MACs function quite well with a flat 15* edge angle, and 50/50 symmetry. You can improve performance a little by thinning the knife to 10* along its entire length, then sharpening to 15* on both sides. A lot of people, me included, call this a 15*/10* double bevel. But so what. A mild asymmetry of around 60/40 will make the knife work a little better without compormising durability or your ability to use a hone.

Once you've resolved the chip issue, for heaven's sake don't be afraid to sharpen your MAC! Putting it off won't make it any easier and in the meantime you're missing quite a bit of what the knife has to offer. Furthermore, it's an easy knife to sharpen and good to learn on.

If you find benchstones too intimidating (you shouldn't), then get an EP or even a Chef's Choice Electric. _You need to be able to sharpen your own knife or find someone (who knows how to sharpen Japanese made knives without messing them up) to do it for you_.

Same on steeling. There's absolutely nothing to be afraid of. When it needs steeling, steel it. Some rods are more appropriate than others for a knife with as thin and hard an edge as a MAC; but anything no coarser than "fine" or "extra fine" will be just fine for the time being.

Your pal,

BDL


----------



## yogidog98 (Jul 27, 2010)

I've shipped it to MAC Knives, Inc.  They are going to try to grind out the nick in the spine.  Fingers crossed it comes back looking better.


----------



## throwintail1409 (Dec 25, 2010)

Interesting that my brand new and identical knife shares EXACTLY the same defect... Perhaps a run with the same error on the grind? It is very small but after looking at your pics I can see and feel it in the same spot.


----------



## racineboxer (Dec 12, 2010)

That's interesting, especially considered the original thread is 4 months old.

I'd contact MAC and see if they can remedy the situation. I personally would be really frustrated if I spent that much money on a knife and it had that type of fit/finish.



Throwintail1409 said:


> Interesting that my brand new and identical knife shares EXACTLY the same defect... Perhaps a run with the same error on the grind? It is very small but after looking at your pics I can see and feel it in the same spot.


----------



## boar_d_laze (Feb 13, 2008)

Too bad yogidog never posted the end of the story. 

By all means call MAC USA and see what they'll do about it.  If they want to grind the chip out, see if they'll ease the edges on the first 1-1/2" or so of spine as well. 

The alternative is to ease the edges on the spine yourself by holding the knife in a (padded) vise and using strips of sandpaper shoe-shine style.
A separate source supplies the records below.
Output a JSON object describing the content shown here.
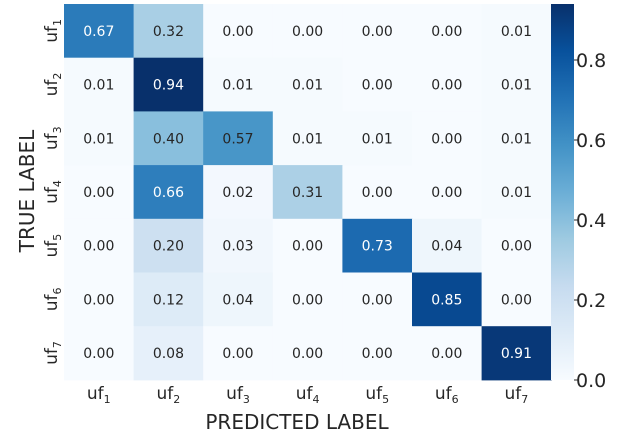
{
  "chart_data": {
    "type": "heatmap",
    "title": "",
    "xlabel": "PREDICTED LABEL",
    "ylabel": "TRUE LABEL",
    "x_categories": [
      {
        "base": "uf",
        "sub": "1"
      },
      {
        "base": "uf",
        "sub": "2"
      },
      {
        "base": "uf",
        "sub": "3"
      },
      {
        "base": "uf",
        "sub": "4"
      },
      {
        "base": "uf",
        "sub": "5"
      },
      {
        "base": "uf",
        "sub": "6"
      },
      {
        "base": "uf",
        "sub": "7"
      }
    ],
    "y_categories": [
      {
        "base": "uf",
        "sub": "1"
      },
      {
        "base": "uf",
        "sub": "2"
      },
      {
        "base": "uf",
        "sub": "3"
      },
      {
        "base": "uf",
        "sub": "4"
      },
      {
        "base": "uf",
        "sub": "5"
      },
      {
        "base": "uf",
        "sub": "6"
      },
      {
        "base": "uf",
        "sub": "7"
      }
    ],
    "values": [
      [
        0.67,
        0.32,
        0.0,
        0.0,
        0.0,
        0.0,
        0.01
      ],
      [
        0.01,
        0.94,
        0.01,
        0.01,
        0.0,
        0.0,
        0.01
      ],
      [
        0.01,
        0.4,
        0.57,
        0.01,
        0.01,
        0.0,
        0.01
      ],
      [
        0.0,
        0.66,
        0.02,
        0.31,
        0.0,
        0.0,
        0.01
      ],
      [
        0.0,
        0.2,
        0.03,
        0.0,
        0.73,
        0.04,
        0.0
      ],
      [
        0.0,
        0.12,
        0.04,
        0.0,
        0.0,
        0.85,
        0.0
      ],
      [
        0.0,
        0.08,
        0.0,
        0.0,
        0.0,
        0.0,
        0.91
      ]
    ],
    "value_format": "0.00",
    "colormap": "Blues",
    "colorbar": {
      "range": [
        0.0,
        0.94
      ],
      "ticks": [
        "0.0",
        "0.2",
        "0.4",
        "0.6",
        "0.8"
      ],
      "tick_values": [
        0.0,
        0.2,
        0.4,
        0.6,
        0.8
      ]
    },
    "grid": false
  }
}
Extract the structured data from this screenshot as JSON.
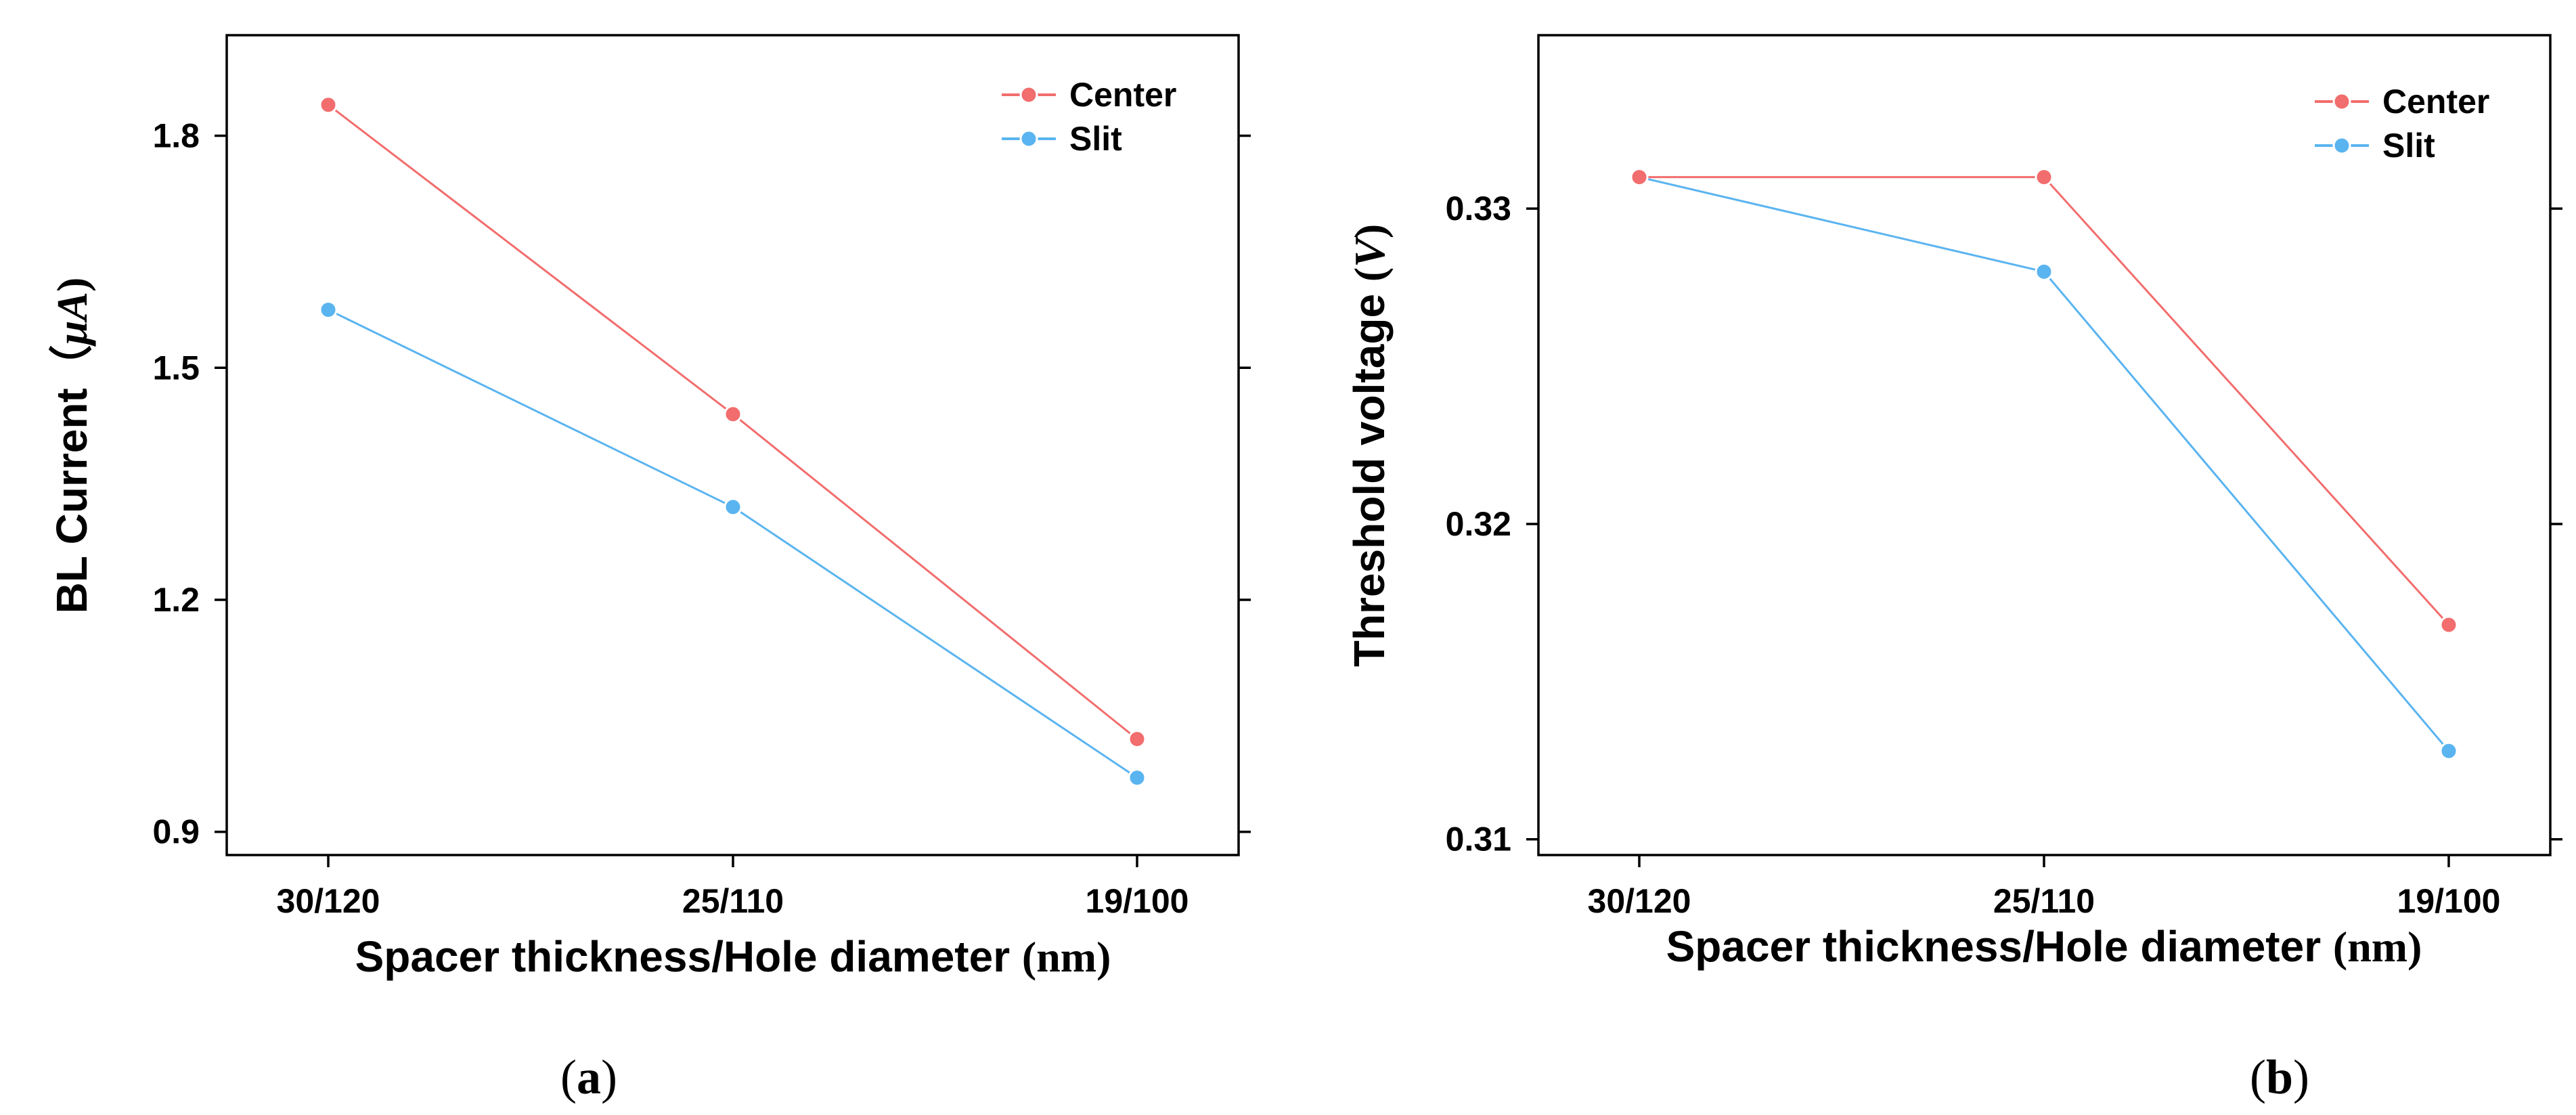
{
  "chart_data": [
    {
      "type": "line",
      "panel": "a",
      "categories": [
        "30/120",
        "25/110",
        "19/100"
      ],
      "series": [
        {
          "name": "Center",
          "color": "#f26d6d",
          "values": [
            1.84,
            1.44,
            1.02
          ]
        },
        {
          "name": "Slit",
          "color": "#5ab4f0",
          "values": [
            1.575,
            1.32,
            0.97
          ]
        }
      ],
      "ylim": [
        0.87,
        1.93
      ],
      "yticks": [
        0.9,
        1.2,
        1.5,
        1.8
      ],
      "ytick_labels": [
        "0.9",
        "1.2",
        "1.5",
        "1.8"
      ],
      "xlabel": "Spacer thickness/Hole diameter ",
      "xlabel_unit": "(nm)",
      "ylabel": "BL Current",
      "ylabel_unit_open": "（",
      "ylabel_unit_symbol": "μA",
      "ylabel_unit_close": ")",
      "legend": "top-right",
      "caption_open": "(",
      "caption_letter": "a",
      "caption_close": ")"
    },
    {
      "type": "line",
      "panel": "b",
      "categories": [
        "30/120",
        "25/110",
        "19/100"
      ],
      "series": [
        {
          "name": "Center",
          "color": "#f26d6d",
          "values": [
            0.331,
            0.331,
            0.3168
          ]
        },
        {
          "name": "Slit",
          "color": "#5ab4f0",
          "values": [
            0.331,
            0.328,
            0.3128
          ]
        }
      ],
      "ylim": [
        0.3095,
        0.3355
      ],
      "yticks": [
        0.31,
        0.32,
        0.33
      ],
      "ytick_labels": [
        "0.31",
        "0.32",
        "0.33"
      ],
      "xlabel": "Spacer thickness/Hole diameter ",
      "xlabel_unit": "(nm)",
      "ylabel": "Threshold voltage ",
      "ylabel_unit_open": "(",
      "ylabel_unit_symbol": "V",
      "ylabel_unit_close": ")",
      "legend": "top-right",
      "caption_open": "(",
      "caption_letter": "b",
      "caption_close": ")"
    }
  ]
}
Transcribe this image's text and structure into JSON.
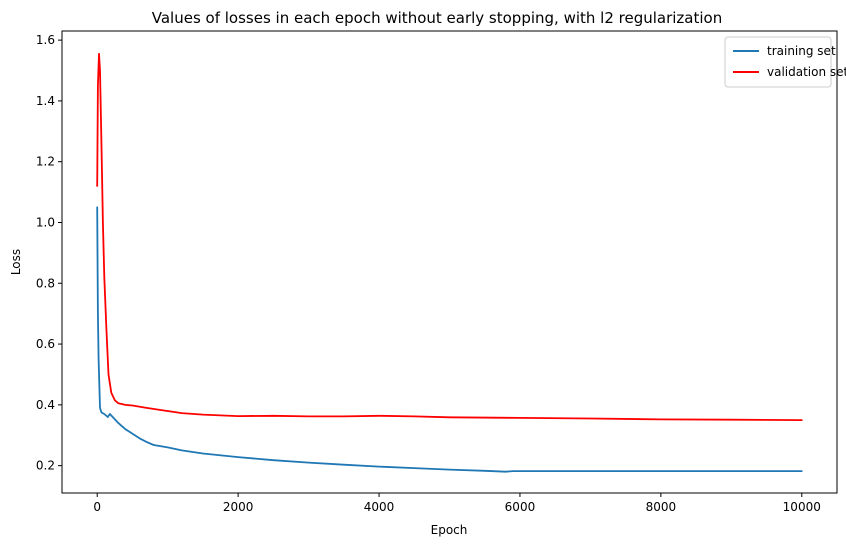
{
  "chart_data": {
    "type": "line",
    "title": "Values of losses in each epoch without early stopping, with l2 regularization",
    "xlabel": "Epoch",
    "ylabel": "Loss",
    "xlim": [
      -500,
      10500
    ],
    "ylim": [
      0.11,
      1.63
    ],
    "xticks": [
      0,
      2000,
      4000,
      6000,
      8000,
      10000
    ],
    "yticks": [
      0.2,
      0.4,
      0.6,
      0.8,
      1.0,
      1.2,
      1.4,
      1.6
    ],
    "grid": false,
    "legend_position": "top-right",
    "series": [
      {
        "name": "training set",
        "color": "#1f77b4",
        "x": [
          0,
          10,
          20,
          40,
          60,
          100,
          150,
          180,
          200,
          300,
          400,
          500,
          600,
          700,
          800,
          1000,
          1200,
          1500,
          2000,
          2500,
          3000,
          3500,
          4000,
          4500,
          5000,
          5500,
          5800,
          5900,
          6000,
          7000,
          8000,
          9000,
          10000
        ],
        "y": [
          1.05,
          0.7,
          0.55,
          0.39,
          0.375,
          0.37,
          0.36,
          0.37,
          0.365,
          0.34,
          0.32,
          0.305,
          0.29,
          0.278,
          0.268,
          0.26,
          0.25,
          0.24,
          0.228,
          0.218,
          0.21,
          0.203,
          0.197,
          0.192,
          0.187,
          0.183,
          0.18,
          0.182,
          0.182,
          0.182,
          0.182,
          0.182,
          0.182
        ]
      },
      {
        "name": "validation set",
        "color": "#ff0000",
        "x": [
          0,
          10,
          25,
          40,
          60,
          80,
          100,
          130,
          160,
          200,
          250,
          300,
          400,
          500,
          700,
          900,
          1200,
          1500,
          2000,
          2500,
          3000,
          3500,
          4000,
          4500,
          5000,
          6000,
          7000,
          8000,
          9000,
          10000
        ],
        "y": [
          1.12,
          1.45,
          1.555,
          1.5,
          1.25,
          1.0,
          0.82,
          0.65,
          0.5,
          0.44,
          0.415,
          0.405,
          0.4,
          0.398,
          0.39,
          0.383,
          0.373,
          0.368,
          0.363,
          0.364,
          0.362,
          0.362,
          0.364,
          0.362,
          0.359,
          0.357,
          0.355,
          0.352,
          0.351,
          0.35
        ]
      }
    ]
  }
}
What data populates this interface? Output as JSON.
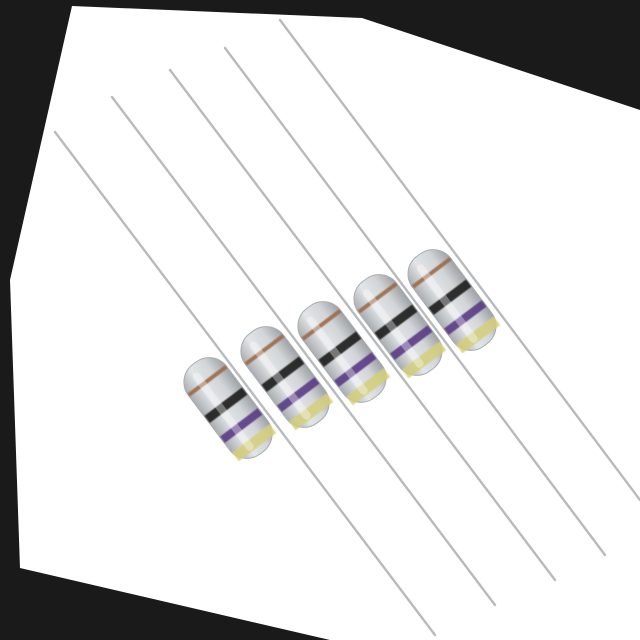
{
  "scene": {
    "subject": "axial-lead-resistors",
    "resistor_count": 5,
    "background_color": "#1a1a1a",
    "backdrop_color": "#ffffff",
    "body_color": "#d2d5d7",
    "body_shadow_color": "#a9adb1",
    "lead_color": "#b8babc",
    "bands": [
      {
        "name": "brown-band",
        "color": "#9c6a4a"
      },
      {
        "name": "black-band",
        "color": "#1e1e1e"
      },
      {
        "name": "violet-band",
        "color": "#5a3b86"
      },
      {
        "name": "gold-band",
        "color": "#d4cf7a"
      }
    ]
  }
}
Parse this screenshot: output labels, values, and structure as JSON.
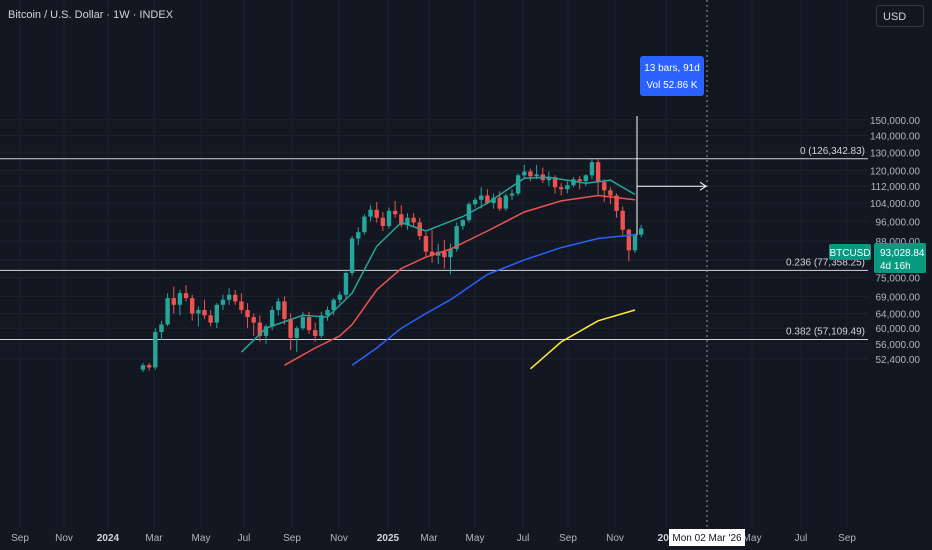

Easing the edges is something you'll want to do anway, something which should be done to all knives which aren't crowned at the factory.  In your case, you'll have to go far enough back on the knife to get the chip, which seems to be right at the intersection of bolster and blade.  It should take it down enough so that you can't feel it.

You might not feel the same way about "customizing" a new knife, and getting MAC to take care of the chip is not a bad idea. 

The good news, such as it is, is that MAC USA's customer service is a pleasure.

It's a great knife.  Use it in the best of health.

Merry Kwanzaa,

BDL


----------